Usually I agonize over my blog posts to make them perfect, lyrical masterpieces. In these days leading up to the 10-year anniversary of Hurricane Katrina, all the pretty words have abandoned me.
Should I talk about it at all? Being quiet might be easier…but it feels wrong. I need to say something.
Those scary hours are jumbled in my head, fuzzy memories that still feel like yesterday. I was home in New Jersey, working nights and following the storm on every TV in the Intensive Care Unit. Most of my family was in New Orleans for Tulane move-in and a convention at the Superdome. I fell asleep the next morning relieved that they had all evacuated—caught one of the last planes out or took their rental car and drove east.
I woke to catastrophic images that are still seared in my mind. Precious life, love and history, stolen by the flood.
In the heartbreaking days afterward, I learned a lot about people I thought I knew. Very few “friends” here shared my grief. Some of the stupid comments I heard….
“Why do you care about a city thousands of miles away? Isn’t everything that flooded a slum anyway? Can’t you just vacation somewhere else? Who builds a city below sea-level?”
And then, the most idiotic comment of them all…
“I think New Orleans needs to go bye-bye.”
In my entire life, I’ve never been so close to punching someone in the face.
Plenty of people shook my faith in human nature, but others lifted and restored it. Our friend Carol, drove a food truck around the parishes for weeks, feeding workers, recovery volunteers, and local residents just trying to survive. If we never told you, Carol, we are so very proud and thankful for your effort.
So, my husband Scott and I aren’t New Orleans residents. Yet. We may have fallen in love on vacation—so many do. For Scott it was 40+ years ago—getting up early and ordering coffee at Morning Call for his family. For me it was 20 years ago—whatever was in the air for my first breath, never let go. He wanted to rebuild with his hands. I wished I could help evacuate patients from the hospitals. We didn’t lose our home to the storm, but we felt sickeningly powerless and disconnected. How could we ever give back to a city that’s brought us such joy? Give back enough?
We went back the summer after the storm—before the cruise ships came back—while a lot of the restaurants and shops were still closed. We talked to every person, bought whatever caught our eye–enough to share with everyone at home. We ate every breakfast at the Old Coffeepot on St. Peter St., because not much else was open and their omelettes are awesome. We searched for the shop that sold ceramic houses I collect and an artist that was my mother-in-law’s favorite. We rejoiced when we found them both.
If we ever complain that “the Quarter is so crowded”, we stop and remember when it was a ghost town and how desperately empty those streets felt without the music. Now, we embrace the crowds and (most of) the foolishness, because the alternative is unthinkable. Every chance we get, we introduce new people to New Orleans, bring them with us to visit and watch their eyes light up when they start to get “it”. That mission will go on forever.

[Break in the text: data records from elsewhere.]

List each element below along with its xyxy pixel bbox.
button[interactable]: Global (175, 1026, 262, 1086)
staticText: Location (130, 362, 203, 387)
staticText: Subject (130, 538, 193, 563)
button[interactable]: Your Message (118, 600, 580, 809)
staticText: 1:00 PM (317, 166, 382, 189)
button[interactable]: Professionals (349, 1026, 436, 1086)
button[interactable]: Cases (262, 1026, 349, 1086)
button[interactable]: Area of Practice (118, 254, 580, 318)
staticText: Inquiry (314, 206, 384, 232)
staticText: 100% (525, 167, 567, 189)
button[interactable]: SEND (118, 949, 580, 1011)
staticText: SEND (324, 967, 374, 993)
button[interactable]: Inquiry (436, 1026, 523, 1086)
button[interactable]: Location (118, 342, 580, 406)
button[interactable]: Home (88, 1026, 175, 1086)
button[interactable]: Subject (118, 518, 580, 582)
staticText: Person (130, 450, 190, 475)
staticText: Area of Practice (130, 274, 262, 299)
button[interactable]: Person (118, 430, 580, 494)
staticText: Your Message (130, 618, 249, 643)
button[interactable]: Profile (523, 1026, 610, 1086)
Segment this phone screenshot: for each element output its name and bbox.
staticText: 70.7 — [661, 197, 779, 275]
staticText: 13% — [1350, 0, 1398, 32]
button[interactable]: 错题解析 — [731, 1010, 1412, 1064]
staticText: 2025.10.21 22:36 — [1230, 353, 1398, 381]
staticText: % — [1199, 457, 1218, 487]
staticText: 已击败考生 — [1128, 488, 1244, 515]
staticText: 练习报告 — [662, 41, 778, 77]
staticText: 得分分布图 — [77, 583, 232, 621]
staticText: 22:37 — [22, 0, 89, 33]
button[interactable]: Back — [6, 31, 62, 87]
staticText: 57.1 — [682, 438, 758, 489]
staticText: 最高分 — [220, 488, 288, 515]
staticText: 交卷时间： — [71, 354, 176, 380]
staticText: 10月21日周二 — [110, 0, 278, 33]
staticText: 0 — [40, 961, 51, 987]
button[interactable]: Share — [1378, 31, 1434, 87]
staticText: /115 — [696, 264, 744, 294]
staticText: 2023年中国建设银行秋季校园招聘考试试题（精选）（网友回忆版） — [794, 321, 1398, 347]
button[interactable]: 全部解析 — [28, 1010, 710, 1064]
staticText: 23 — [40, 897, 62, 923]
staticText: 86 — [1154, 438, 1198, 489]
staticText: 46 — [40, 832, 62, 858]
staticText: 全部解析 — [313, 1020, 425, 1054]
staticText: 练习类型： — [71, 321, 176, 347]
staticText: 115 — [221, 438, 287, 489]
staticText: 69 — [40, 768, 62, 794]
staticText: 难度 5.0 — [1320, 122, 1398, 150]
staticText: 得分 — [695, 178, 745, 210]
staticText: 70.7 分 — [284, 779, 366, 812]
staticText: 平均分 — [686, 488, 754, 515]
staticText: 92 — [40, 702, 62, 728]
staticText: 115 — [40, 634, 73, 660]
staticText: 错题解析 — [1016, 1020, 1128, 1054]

I wrote Monsters and Angels as a distraction for my mind after Sandy caused so much destruction in New Jersey, but I set it in New Orleans. My characters live there, my heart is there, my visits are more frequent—every few months. When it’s time to leave, Scott needs to pry my fingers off the airplane door so they can close it.
Last week, I heard Trombone Shorty play at a little theater in New Jersey. From the Preservation Hall Jazz Band’s first song until the second line that closed the show, I let myself be spirited away. During one amazingly long note Shorty played…it went on for minutes…many, many minutes…it occurred to me. The first time I stepped onto New Orleans soil, I heard that note. Felt it in my soul. It started like a whisper, swelled into a symphony, flickered and almost died once—but it’s growing stronger again, every day.
One stirring, haunting, magically endless note.